7 de Junho, 2004 André Esteves
Sobre cães abandonados, o Euro 2004 e um aviso…
Tenho um grande amor pelos animais. Neles encontro, na sua inteligência e linguagem, um mundo que a maior parte dos humanos, persiste em querer ignorar pelo medo de perder os seus deuses. Desde há cinco anos que eu e a minha esposa ajudamos cães de rua. Alimentamo-os, desparasitamo-os, tentamos arranjar-lhes lares decentes e humanos.
Acredito que temos uma responsabilidade racial para com os cães. No nosso passado genético, os cães permitiram ao homem de Cro Magnon ganhar a supremacia com os Neandertais. Deram-nos o volume frontal do nosso cérebro, ao caçar connosco, permitiram-nos diminuir a área olfactiva abaixo do cérebro (bem como outros co-efeitos mútuos), e por sua vez, nós seleccionamos os cães. Um cão bebé consegue reconhecer expressões faciais num humano, à semelhança dos bebés humanos. Na nossa mútua influência, geramos estruturas cerebrais semelhantes. Em contraste, um lobo, de bebé a adulto, mesmo domesticado, nunca aprende a distinguir expressões faciais humanas.
Como podem imaginar, há mais cães abandonados do que lares decentes e humanos.
Neste espaço de tempo, eu e a minha mulher já encontramos de tudo.

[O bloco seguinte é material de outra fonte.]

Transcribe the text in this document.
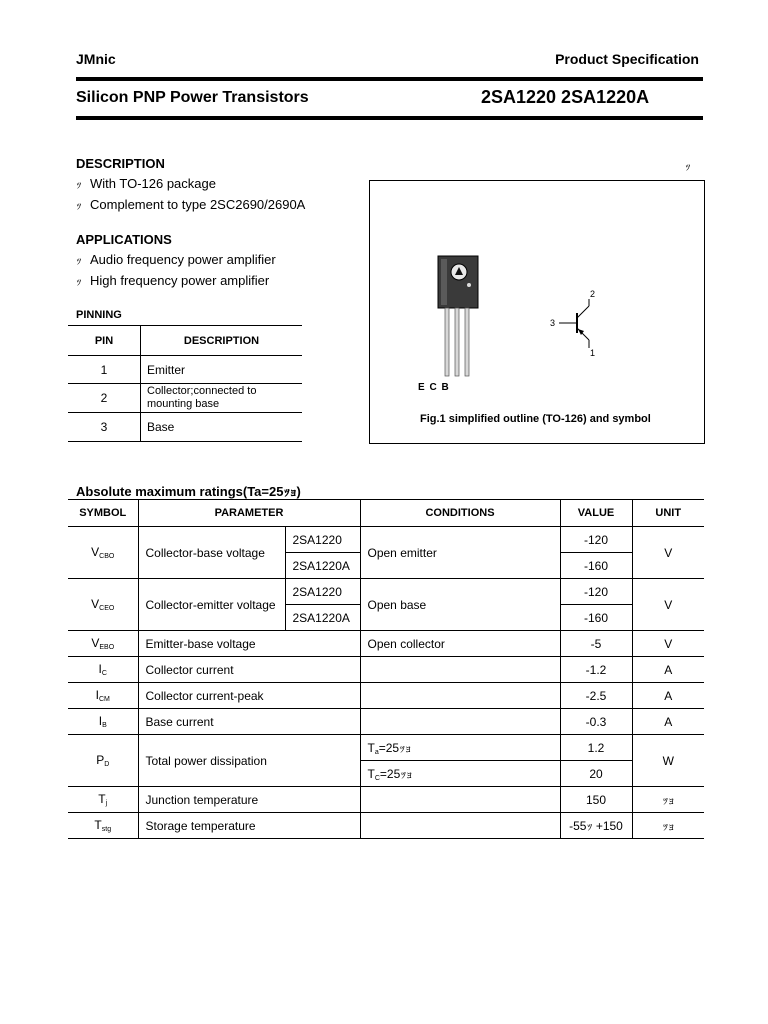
JMnic	Product Specification
Silicon PNP Power Transistors	2SA1220 2SA1220A
DESCRIPTION
ｯ With TO-126 package
ｯ Complement to type 2SC2690/2690A
APPLICATIONS
ｯ Audio frequency power amplifier
ｯ High frequency power amplifier
PINNING
PIN	DESCRIPTION
1	Emitter
2	Collector;connected to mounting base
3	Base
ｯ
E C B
2
3
1
Fig.1 simplified outline (TO-126) and symbol
Absolute maximum ratings(Ta=25ｯｮ)
SYMBOL	PARAMETER		CONDITIONS	VALUE	UNIT
$V_{CBO}$	Collector-base voltage	2SA1220	Open emitter	-120	V
		2SA1220A		-160	
$V_{CEO}$	Collector-emitter voltage	2SA1220	Open base	-120	V
		2SA1220A		-160	
$V_{EBO}$	Emitter-base voltage		Open collector	-5	V
$I_C$	Collector current			-1.2	A
$I_{CM}$	Collector current-peak			-2.5	A
$I_B$	Base current			-0.3	A
$P_D$	Total power dissipation		$T_a=25$ｯｮ	1.2	W
			$T_C=25$ｯｮ	20	
$T_j$	Junction temperature			150	ｯｮ
$T_{stg}$	Storage temperature			-55ｯ +150	ｯｮ
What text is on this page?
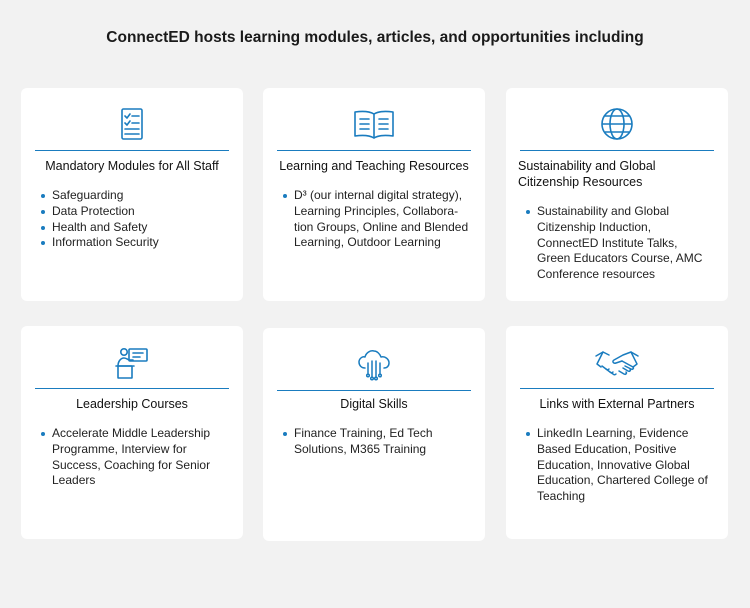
ConnectED hosts learning modules, articles, and opportunities including
Mandatory Modules for All Staff
Safeguarding
Data Protection
Health and Safety
Information Security
Learning and Teaching Resources
D³ (our internal digital strategy), Learning Principles, Collabora-tion Groups, Online and Blended Learning, Outdoor Learning
Sustainability and Global Citizenship Resources
Sustainability and Global Citizenship Induction, ConnectED Institute Talks, Green Educators Course, AMC Conference resources
Leadership Courses
Accelerate Middle Leadership Programme, Interview for Success, Coaching for Senior Leaders
Digital Skills
Finance Training, Ed Tech Solutions, M365 Training
Links with External Partners
LinkedIn Learning, Evidence Based Education, Positive Education, Innovative Global Education, Chartered College of Teaching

Animais estropiados a pedirem-me que lhes tirasse a dor (sim). Cadelas com crias, devoradas por parasitas. Cães com esgana, parvo-virose, raiva, rebentados por sevícias sexuais, esfomeados deliberadamente até ao limite, o que imaginarem.
Mas o pior, não são os sofrimentos e os horrores. Já tive que abater 5 cães, pelos quais os quais o meu tempo e dinheiro nada podiam fazer. Acompanhei-os até ao último instante. E chorei pela generosidade de me terem ensinado algo sobre a morte.
Mas o pior, o pior são os humanos.
São eles a causa de tanto sofrimento. Nestes cinco anos, aprendi a distinguir com quem é que podia contar e de quem desconfiar.
O mesmo humano que fala da vida, como valor supremo, que se insurge contra o aborto e a pílula, é o mesmo que abandona os seus cães na berma da estrada, eliminando os afectos e a responsabilidade. Ao afastá-los da sua vista e mantendo a ilusão de que irão «continuar vivos» pois não os matou, enganou-se a si próprio, religiosamente, de que nada de mal fez. Afinal, poupou-lhes a vida!
No outro extremo, temos pessoas que alimentam e protegem os animais, mas não os tiram da rua. Não esterilizam fêmeas ou machos e contribuem para o aumento do sofrimento por todo o país, ao, irracionalmente, servirem de factor de pressão nas Câmaras Municipais, para não se adoptarem medidas de eutanásia humanizadas e indolores, reclamando-se da protecção da «vida».
São as mesmas pessoas que encontro com o rosário pendurado no carro. São as mesmas pessoas que tiram férias no 13 de Maio. São as mesmas pessoas que não pensam, nem sequer acreditam pois só sentem.
Apoiadas numa ideia neolítica, católica e rural de «vida» contribuem para aumentar o número de cães abandonados, maltratados e abusados, por todo o país.
Hoje, através da minha rede de informações, chegou-me a notícia que na zona de Aveiro, um canil Municipal foi assaltado. Foram levados mais de 30 cães. Durante a manhã, chegaram-me também notícias de vários raptos de cães na zona de Estarreja, tanto abandonados, como de moradias. Os cães que foram roubados são os utilizados para treinamento de Pit Bulls e Rottweillers em combates até à morte.
O boato que corre, é que alguém recebeu encomendas de combates pelas claques que vêm ao Euro 2004. As mesmas claques de onde surgiram partidos como o PNR,o BNP britânico ou a Frente Nacional Francesa, pela «vida» e contra o aborto.
Peço-lhe: Cuide e proteja o seu cão, durante o Euro 2004.
É um elemento da sua família expandida.
E não só durante o Euro 2004, porque vivemos num país de monstros.